С этими словами он взял под уздцы верблюдов и повел животных в тень финиковой рощи в распадке. Женщины и не думали возражать. Кайно испытал новое и очень приятное чувство: ему подчинялись, за ним следовали. Привыкший сам подчиняться матери, даже если не понимал, что делает, он почувствовал себя мужчиной. Оттягивающий пояс меч усиливал это чувство. Уже понимая, что он делает, особенно старательно Кайно повторил защитные жесты и слова, пряча свою долину от посторонних глаз. Теперь на берегу остались только следы недавней битвы: обгоревшие тела да цепочка верблюжьих следов. Маслянисто-синяя поверхность моря приняла тело ифрита беззвучно и снова была спокойна, даже рябью не подернулась. Но и тут юноша знал, что делать: заклятье ветров мать вложила в него еще с детства, хотя он думал до сегодняшнего дня, что просто напевает песни с материнской родины. Сегодня словно пелена спала с глаз Кайно. Он сотворил волшбу сознательно, чтоб замести следы. Поднявшийся с моря поток душного воздуха ударил им в спину, но тут же улегся. Дева-Колокольчик, казалось, глядела на парня с восхищением, но прятала глаза, как только замечала, что он смотрит на нее.
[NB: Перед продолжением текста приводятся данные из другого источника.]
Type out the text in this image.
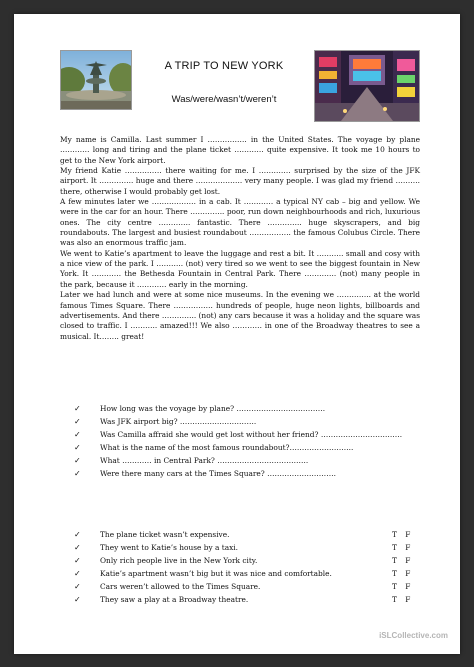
A TRIP TO NEW YORK
Was/were/wasn’t/weren’t

My name is Camilla. Last summer I ……………. in the United States. The voyage by plane ………… long and tiring and the plane ticket ………… quite expensive. It took me 10 hours to get to the New York airport.

My friend Katie …………… there waiting for me. I …………. surprised by the size of the JFK airport. It ………….. huge and there ………………. very many people. I was glad my friend ………. there, otherwise I would probably get lost.

A few minutes later we ……………… in a cab. It ………… a typical NY cab – big and yellow. We were in the car for an hour. There ………….. poor, run down neighbourhoods and rich, luxurious ones. The city centre …………. fantastic. There ………….. huge skyscrapers, and big roundabouts. The largest and busiest roundabout …………….. the famous Colubus Circle. There was also an enormous traffic jam.

We went to Katie’s apartment to leave the luggage and rest a bit. It ……….. small and cosy with a nice view of the park. I ……….. (not) very tired so we went to see the biggest fountain in New York. It ………… the Bethesda Fountain in Central Park. There …………. (not) many people in the park, because it ………… early in the morning.

Later we had lunch and were at some nice museums. In the evening we ………….. at the world famous Times Square. There ……………. hundreds of people, huge neon lights, billboards and advertisements. And there ………….. (not) any cars because it was a holiday and the square was closed to traffic. I ……….. amazed!!! We also ………… in one of the Broadway theatres to see a musical. It…….. great!

✓	How long was the voyage by plane? ………………………………
✓	Was JFK airport big? ………………………….
✓	Was Camilla affraid she would get lost without her friend? ……………………………
✓	What is the name of the most famous roundabout?……………………..
✓	What ………… in Central Park? ……………………………….
✓	Were there many cars at the Times Square? ……………………….
✓	The plane ticket wasn’t expensive.	T F
✓	They went to Katie’s house by a taxi.	T F
✓	Only rich people live in the New York city.	T F
✓	Katie’s apartment wasn’t big but it was nice and comfortable.	T F
✓	Cars weren’t allowed to the Times Square.	T F
✓	They saw a play at a Broadway theatre.	T F
iSLCollective.com
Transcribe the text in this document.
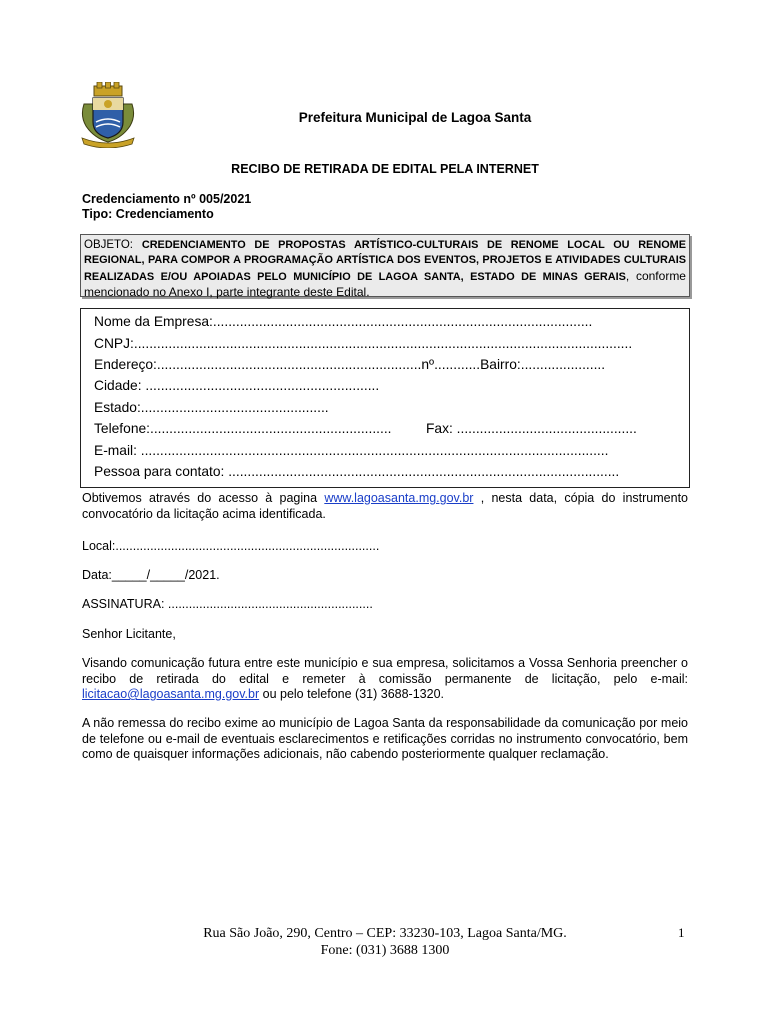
Prefeitura Municipal de Lagoa Santa
RECIBO DE RETIRADA DE EDITAL PELA INTERNET
Credenciamento nº 005/2021
Tipo: Credenciamento
OBJETO: CREDENCIAMENTO DE PROPOSTAS ARTÍSTICO-CULTURAIS DE RENOME LOCAL OU RENOME REGIONAL, PARA COMPOR A PROGRAMAÇÃO ARTÍSTICA DOS EVENTOS, PROJETOS E ATIVIDADES CULTURAIS REALIZADAS E/OU APOIADAS PELO MUNICÍPIO DE LAGOA SANTA, ESTADO DE MINAS GERAIS, conforme mencionado no Anexo I, parte integrante deste Edital.
Nome da Empresa:...................................................................................................
CNPJ:..................................................................................................................................
Endereço:.....................................................................nº............Bairro:......................
Cidade: .............................................................
Estado:.................................................
Telefone:...............................................................	Fax: ...............................................
E-mail: ..........................................................................................................................
Pessoa para contato: ......................................................................................................
Obtivemos através do acesso à pagina www.lagoasanta.mg.gov.br , nesta data, cópia do instrumento convocatório da licitação acima identificada.
Local:............................................................................
Data:_____/_____/2021.
ASSINATURA: ...........................................................
Senhor Licitante,
Visando comunicação futura entre este município e sua empresa, solicitamos a Vossa Senhoria preencher o recibo de retirada do edital e remeter à comissão permanente de licitação, pelo e-mail: licitacao@lagoasanta.mg.gov.br ou pelo telefone (31) 3688-1320.
A não remessa do recibo exime ao município de Lagoa Santa da responsabilidade da comunicação por meio de telefone ou e-mail de eventuais esclarecimentos e retificações corridas no instrumento convocatório, bem como de quaisquer informações adicionais, não cabendo posteriormente qualquer reclamação.
Rua São João, 290, Centro – CEP: 33230-103, Lagoa Santa/MG.
Fone: (031) 3688 1300
1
– Наша госпожа – придворная дама Египта, она отблагодарит тебя за наше спасение, – произнесла старшая из женщин, – наша же благодарность безмерна и бессчетна, как крупинки соли на берегу этого Восточного моря.
Кайно ответил церемонным поклоном, но без слов. А за воздвигнутой преградой невидимости два ифрита, еще более крупных, чем первый, поверженный, носились в ярости от потери добычи. Расшвыривая смертных со своих плеч, они завывали неистово. Но, как понял Кайно, так и не видели, куда пропали беглянки.
Мириам, разумеется, приняла гостей, но была молчаливей, чем обычно. Вежливо слушала, улыбалась комплиментам старшей из женщин, светлокожей Султаны, а та вовсю расхваливала ее стряпню, восхищалась прекрасными пальмами долины и ее хозяйкой.
– Не сочтите за дерзость, почтенная Мириам, но мне трудно предположить, сколько вам лет. Мало кто из придворных дам может похвастать такой цветущей красотой при таком взрослом сыне. И стада ослиц, в молоке которых купаются дамы по примеру моей госпожи, я не вижу в вашем оазисе. В чем ваш секрет? Он превратил бы вас в богатую и знатную, раскрой вы его мне. А я уж позаботилась бы о том, чтоб сделать его доступным только для избранных, а потому желанным для всех дам не только Египта, но и Рима.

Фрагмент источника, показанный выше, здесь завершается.